Maximal 800 Watt Wechselrichterleistung und 2.000 Watt Modulleistung pro Zählerkreis. Typisch sind zwei Module mit je 400–450 Watt und ein 800‑W‑Wechselrichter.

3. Wie viel Strom erzeugt ein Balkonkraftwerk?

In Beverstedt (Norddeutschland) sind bei günstiger Ausrichtung 600 bis 800 Kilowattstunden pro Jahr realistisch. Das entspricht etwa einem Viertel des Strombedarfs eines Zwei‑Personen‑Haushalts.

4. Wie schnell rechnet sich ein Balkonkraftwerk?

Bei Kosten von 300–600 Euro und jährlichen Einsparungen von 100–200 Euro amortisiert sich die Anlage oft nach drei bis fünf Jahren. Danach produziert sie viele Jahre lang nahezu kostenlos weiter.

5. Darf ich als Mieter ein Balkonkraftwerk installieren?

Ja. Steckersolargeräte gelten als privilegierte bauliche Veränderung. Vermieter müssen die Installation in der Regel erlauben, können aber bei der Umsetzung mitreden. Wichtig: Frühzeitig informieren und gemeinsam planen.

6. Muss ich das Balkonkraftwerk anmelden?

Ja, im Marktstammdatenregister der Bundesnetzagentur (online, kostenlos, wenige Minuten). Eine separate Anmeldung beim Netzbetreiber entfällt seit Mai 2024 – der Netzbetreiber wird automatisch von der Bundesnetzagentur informiert.

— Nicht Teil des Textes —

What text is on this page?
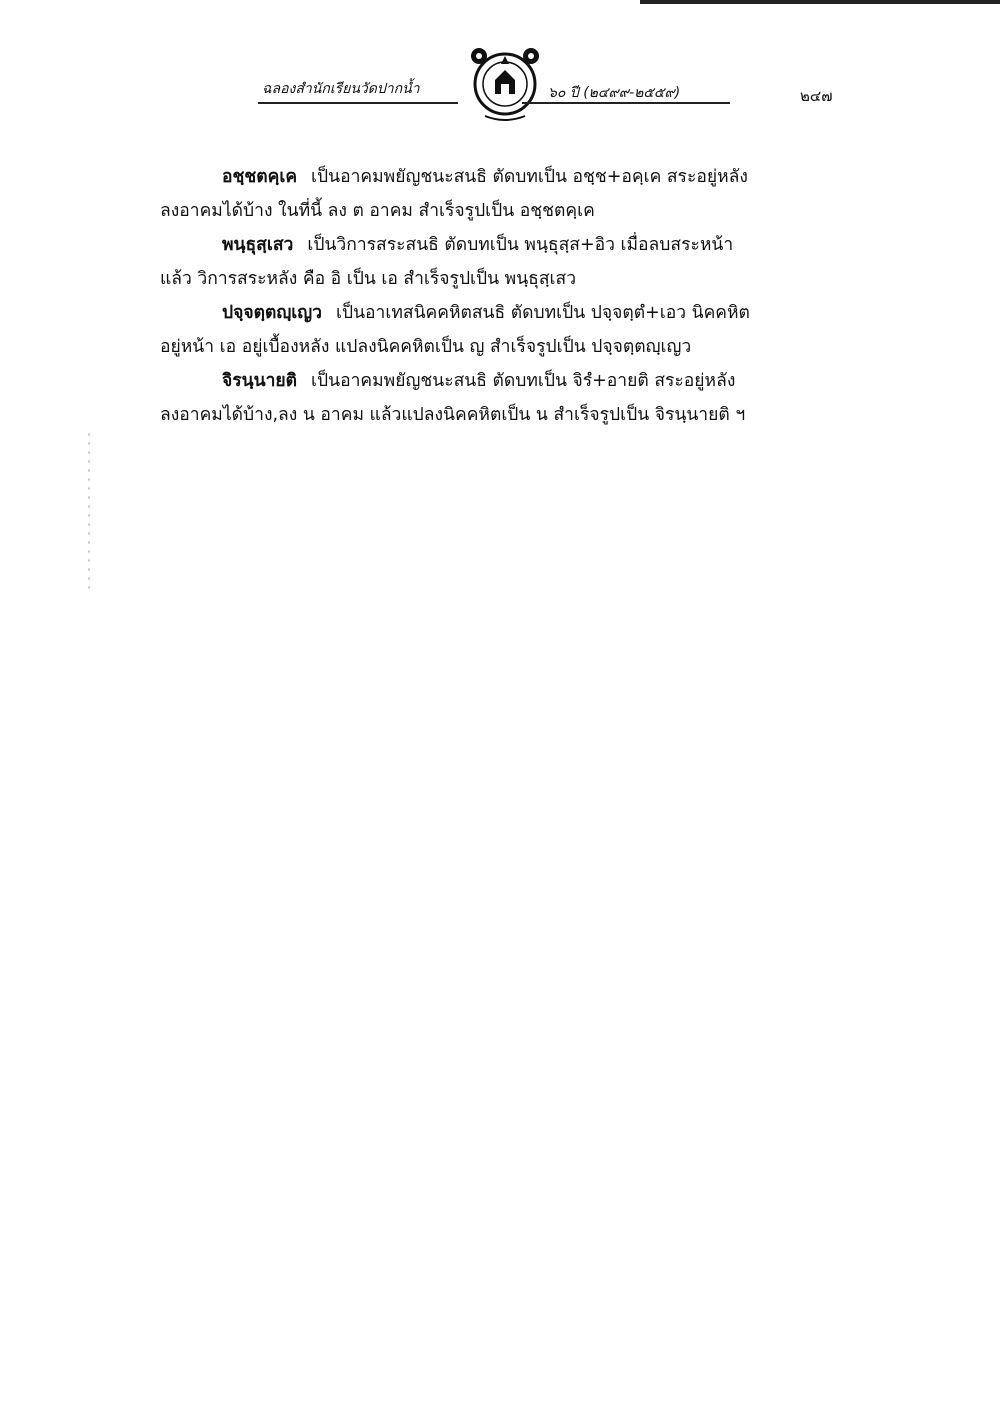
ฉลองสำนักเรียนวัดปากน้ำ	๖๐ ปี (๒๔๙๙-๒๕๕๙)	๒๔๗

อชฺชตคฺเค เป็นอาคมพยัญชนะสนธิ ตัดบทเป็น อชฺช+อคฺเค สระอยู่หลัง
ลงอาคมได้บ้าง ในที่นี้ ลง ต อาคม สำเร็จรูปเป็น อชฺชตคฺเค

พนฺธุสฺเสว เป็นวิการสระสนธิ ตัดบทเป็น พนฺธุสฺส+อิว เมื่อลบสระหน้า
แล้ว วิการสระหลัง คือ อิ เป็น เอ สำเร็จรูปเป็น พนฺธุสฺเสว

ปจฺจตฺตญฺเญว เป็นอาเทสนิคคหิตสนธิ ตัดบทเป็น ปจฺจตฺตํ+เอว นิคคหิต
อยู่หน้า เอ อยู่เบื้องหลัง แปลงนิคคหิตเป็น ญ สำเร็จรูปเป็น ปจฺจตฺตญฺเญว

จิรนฺนายติ เป็นอาคมพยัญชนะสนธิ ตัดบทเป็น จิรํ+อายติ สระอยู่หลัง
ลงอาคมได้บ้าง,ลง น อาคม แล้วแปลงนิคคหิตเป็น น สำเร็จรูปเป็น จิรนฺนายติ ฯ
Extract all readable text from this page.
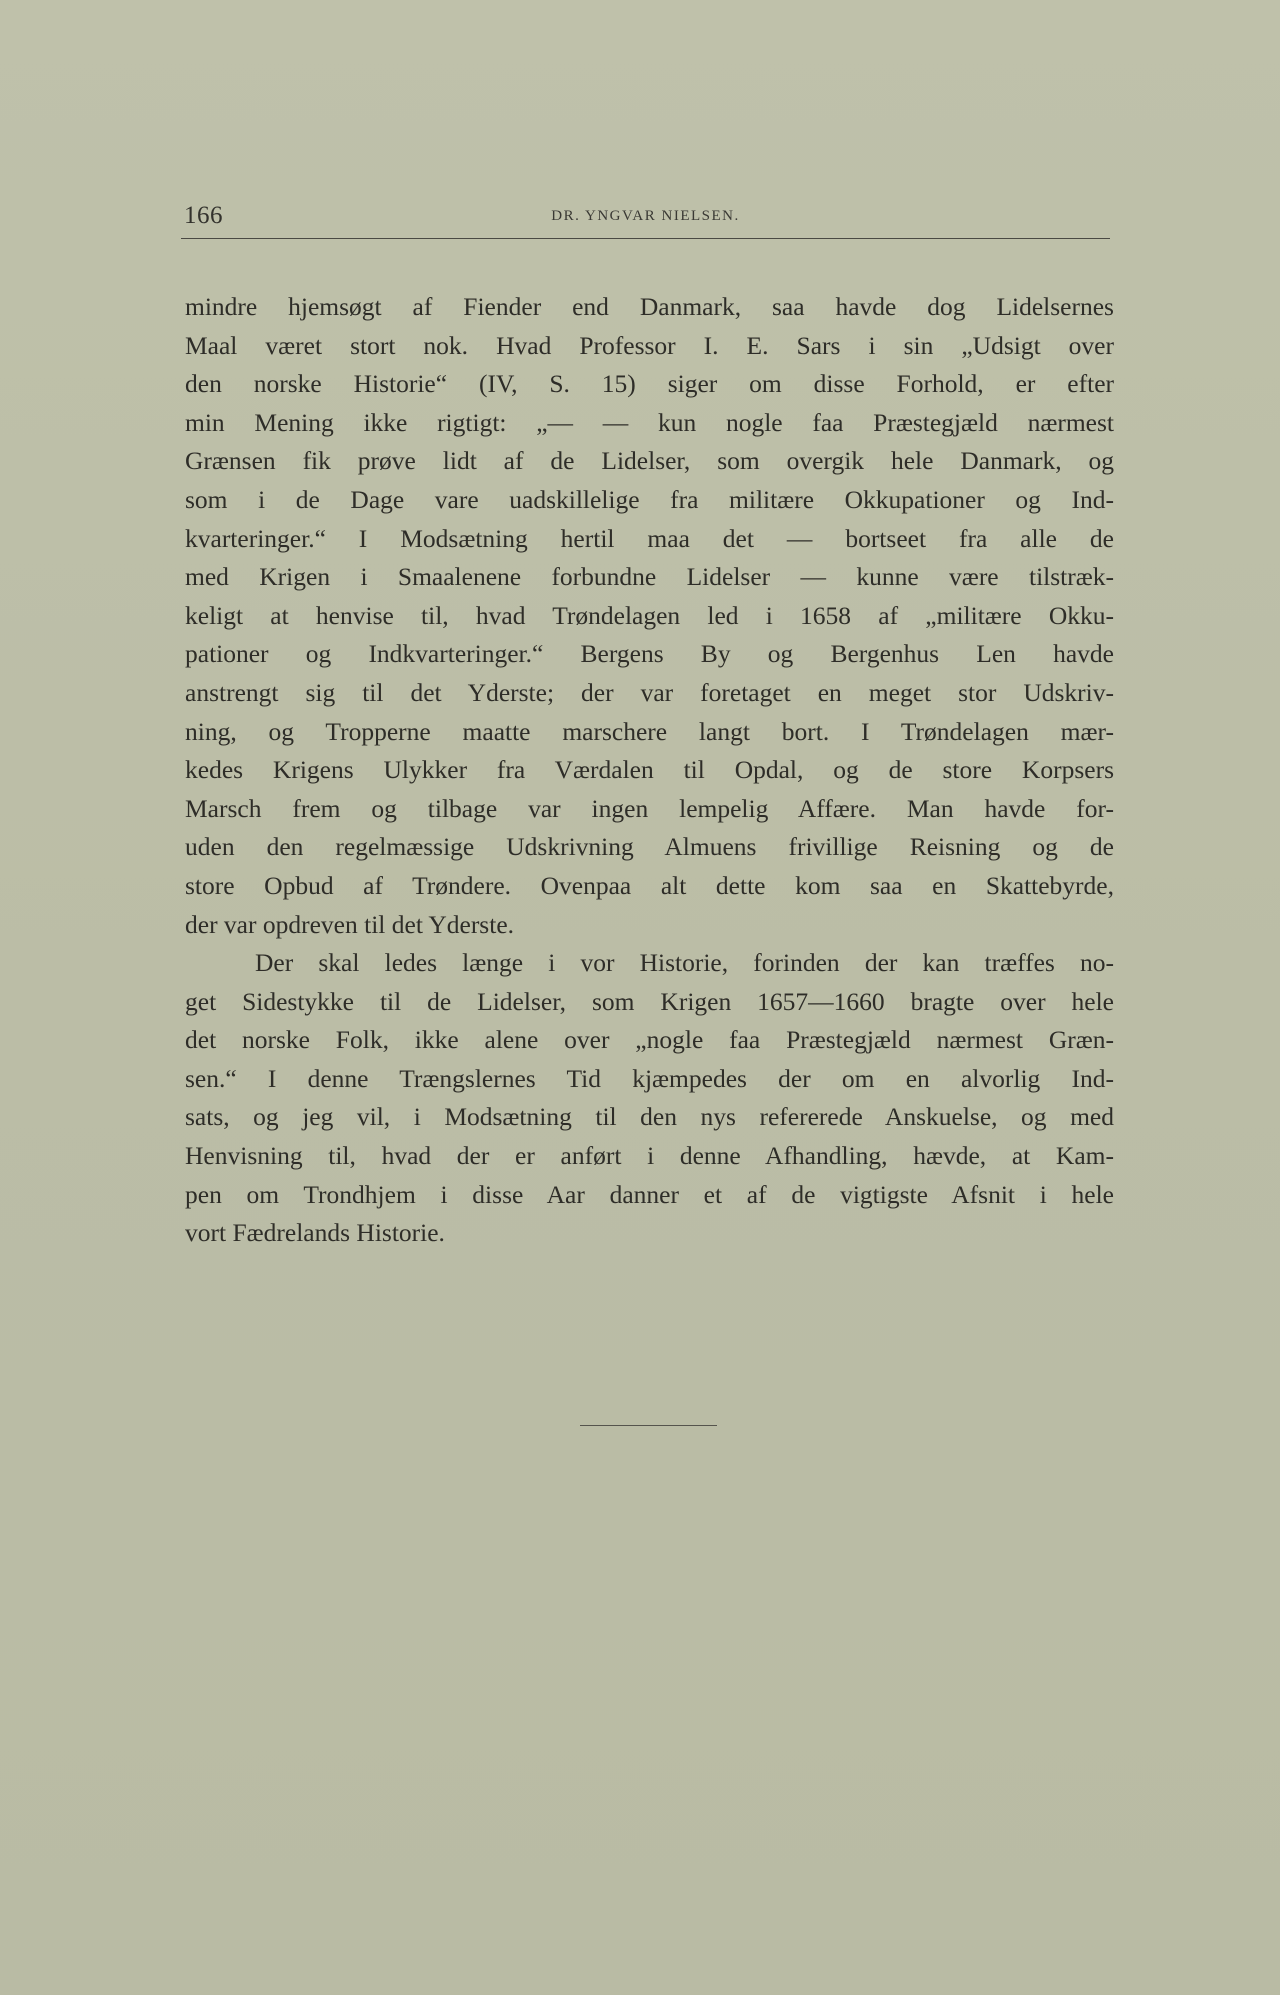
166	DR. YNGVAR NIELSEN.
mindre hjemsøgt af Fiender end Danmark, saa havde dog Lidelsernes
Maal været stort nok. Hvad Professor I. E. Sars i sin „Udsigt over
den norske Historie“ (IV, S. 15) siger om disse Forhold, er efter
min Mening ikke rigtigt: „— — kun nogle faa Præstegjæld nærmest
Grænsen fik prøve lidt af de Lidelser, som overgik hele Danmark, og
som i de Dage vare uadskillelige fra militære Okkupationer og Ind-
kvarteringer.“ I Modsætning hertil maa det — bortseet fra alle de
med Krigen i Smaalenene forbundne Lidelser — kunne være tilstræk-
keligt at henvise til, hvad Trøndelagen led i 1658 af „militære Okku-
pationer og Indkvarteringer.“ Bergens By og Bergenhus Len havde
anstrengt sig til det Yderste; der var foretaget en meget stor Udskriv-
ning, og Tropperne maatte marschere langt bort. I Trøndelagen mær-
kedes Krigens Ulykker fra Værdalen til Opdal, og de store Korpsers
Marsch frem og tilbage var ingen lempelig Affære. Man havde for-
uden den regelmæssige Udskrivning Almuens frivillige Reisning og de
store Opbud af Trøndere. Ovenpaa alt dette kom saa en Skattebyrde,
der var opdreven til det Yderste.
Der skal ledes længe i vor Historie, forinden der kan træffes no-
get Sidestykke til de Lidelser, som Krigen 1657—1660 bragte over hele
det norske Folk, ikke alene over „nogle faa Præstegjæld nærmest Græn-
sen.“ I denne Trængslernes Tid kjæmpedes der om en alvorlig Ind-
sats, og jeg vil, i Modsætning til den nys refererede Anskuelse, og med
Henvisning til, hvad der er anført i denne Afhandling, hævde, at Kam-
pen om Trondhjem i disse Aar danner et af de vigtigste Afsnit i hele
vort Fædrelands Historie.
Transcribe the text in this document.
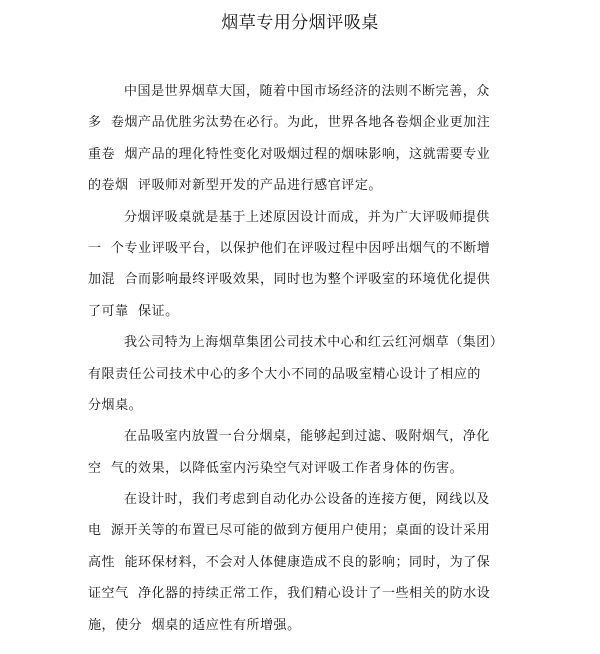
烟草专用分烟评吸桌
中国是世界烟草大国，随着中国市场经济的法则不断完善，众
多  卷烟产品优胜劣汰势在必行。为此，世界各地各卷烟企业更加注
重卷  烟产品的理化特性变化对吸烟过程的烟味影响，这就需要专业
的卷烟  评吸师对新型开发的产品进行感官评定。
分烟评吸桌就是基于上述原因设计而成，并为广大评吸师提供
一  个专业评吸平台，以保护他们在评吸过程中因呼出烟气的不断增
加混  合而影响最终评吸效果，同时也为整个评吸室的环境优化提供
了可靠  保证。
我公司特为上海烟草集团公司技术中心和红云红河烟草（集团）
有限责任公司技术中心的多个大小不同的品吸室精心设计了相应的
分烟桌。
在品吸室内放置一台分烟桌，能够起到过滤、吸附烟气，净化
空  气的效果，以降低室内污染空气对评吸工作者身体的伤害。
在设计时，我们考虑到自动化办公设备的连接方便，网线以及
电  源开关等的布置已尽可能的做到方便用户使用；桌面的设计采用
高性  能环保材料，不会对人体健康造成不良的影响；同时，为了保
证空气  净化器的持续正常工作，我们精心设计了一些相关的防水设
施，使分  烟桌的适应性有所增强。
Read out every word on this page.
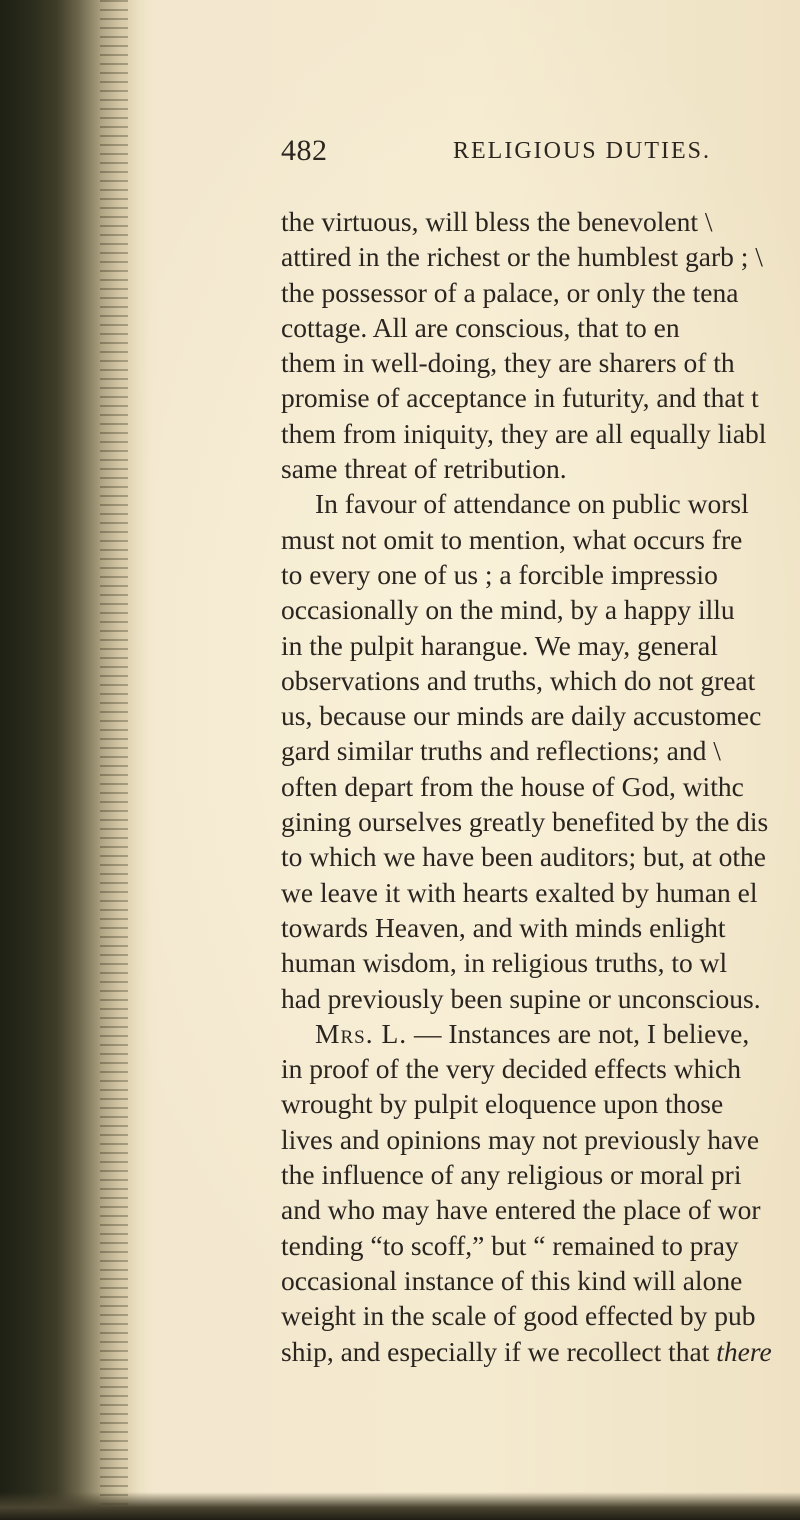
482	RELIGIOUS DUTIES.
the virtuous, will bless the benevolent \
attired in the richest or the humblest garb ; \
the possessor of a palace, or only the tena
cottage. All are conscious, that to en
them in well-doing, they are sharers of th
promise of acceptance in futurity, and that t
them from iniquity, they are all equally liabl
same threat of retribution.
In favour of attendance on public worsl
must not omit to mention, what occurs fre
to every one of us ; a forcible impressio
occasionally on the mind, by a happy illu
in the pulpit harangue. We may, general
observations and truths, which do not great
us, because our minds are daily accustomec
gard similar truths and reflections; and \
often depart from the house of God, withc
gining ourselves greatly benefited by the dis
to which we have been auditors; but, at othe
we leave it with hearts exalted by human el
towards Heaven, and with minds enlight
human wisdom, in religious truths, to wl
had previously been supine or unconscious.
Mrs. L. — Instances are not, I believe,
in proof of the very decided effects which
wrought by pulpit eloquence upon those
lives and opinions may not previously have
the influence of any religious or moral pri
and who may have entered the place of wor
tending “to scoff,” but “ remained to pray
occasional instance of this kind will alone
weight in the scale of good effected by pub
ship, and especially if we recollect that there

7. Fallen Steuern oder Gewerbeanmeldung an?

Nein. Balkonkraftwerke sind vollständig von Einkommensteuer, Gewerbesteuer und Umsatzsteuer befreit. Sie müssen weder ein Gewerbe anmelden noch steuerliche Erklärungen abgeben.

8. Was bringt ein Speicher – und welcher ist besser?

Ein Batteriespeicher erhöht Ihren Eigenverbrauch deutlich:

Einfache Speicher (feste Entladeleistung): ~70–80 % Eigenverbrauch

Intelligente Speicher mit Smart Meter (Verbrauchsmessung): ~85–95 % Eigenverbrauch

Intelligente Systeme messen in Echtzeit, wie viel Strom Sie brauchen, und passen die Abgabe dynamisch an – so wird fast kein Strom verschenkt. Das verbessert die Wirtschaftlichkeit erheblich.

9. Wie funktioniert die neue Speicherförderung im Landkreis Cuxhaven?

Ab 1. April 2026 fördert der Landkreis Cuxhaven Batteriespeicher mit 100 Euro pro volle Kilowattstunde Speicherkapazität (ab 2 kWh, maximal 1.000 Euro Zuschuss).

Wichtig: Förderantrag vor Kauf und Installation stellen!

Tipp: Besonders attraktiv in Kombination mit intelligenten Speichersystemen (Smart Meter).

Infos: www.klimaschutz.landkreis-cuxhaven.de/foerderung.html

10. Wo erhalte ich weitere Informationen?

Bundesnetzagentur (Marktstammdatenregister): www.marktstammdatenregister.de

Stecker‑Solar‑Simulator (HTW Berlin): solar.htw-berlin.de/rechner/stecker-solar-simulator/

Verbraucherzentrale: www.verbraucherzentrale.de (Stichwort: Steckersolar)

Beverstedt macht mit: Rund 350 Balkonkraftwerke sind bereits in Betrieb. Gemeinsam schaffen wir die 1.000!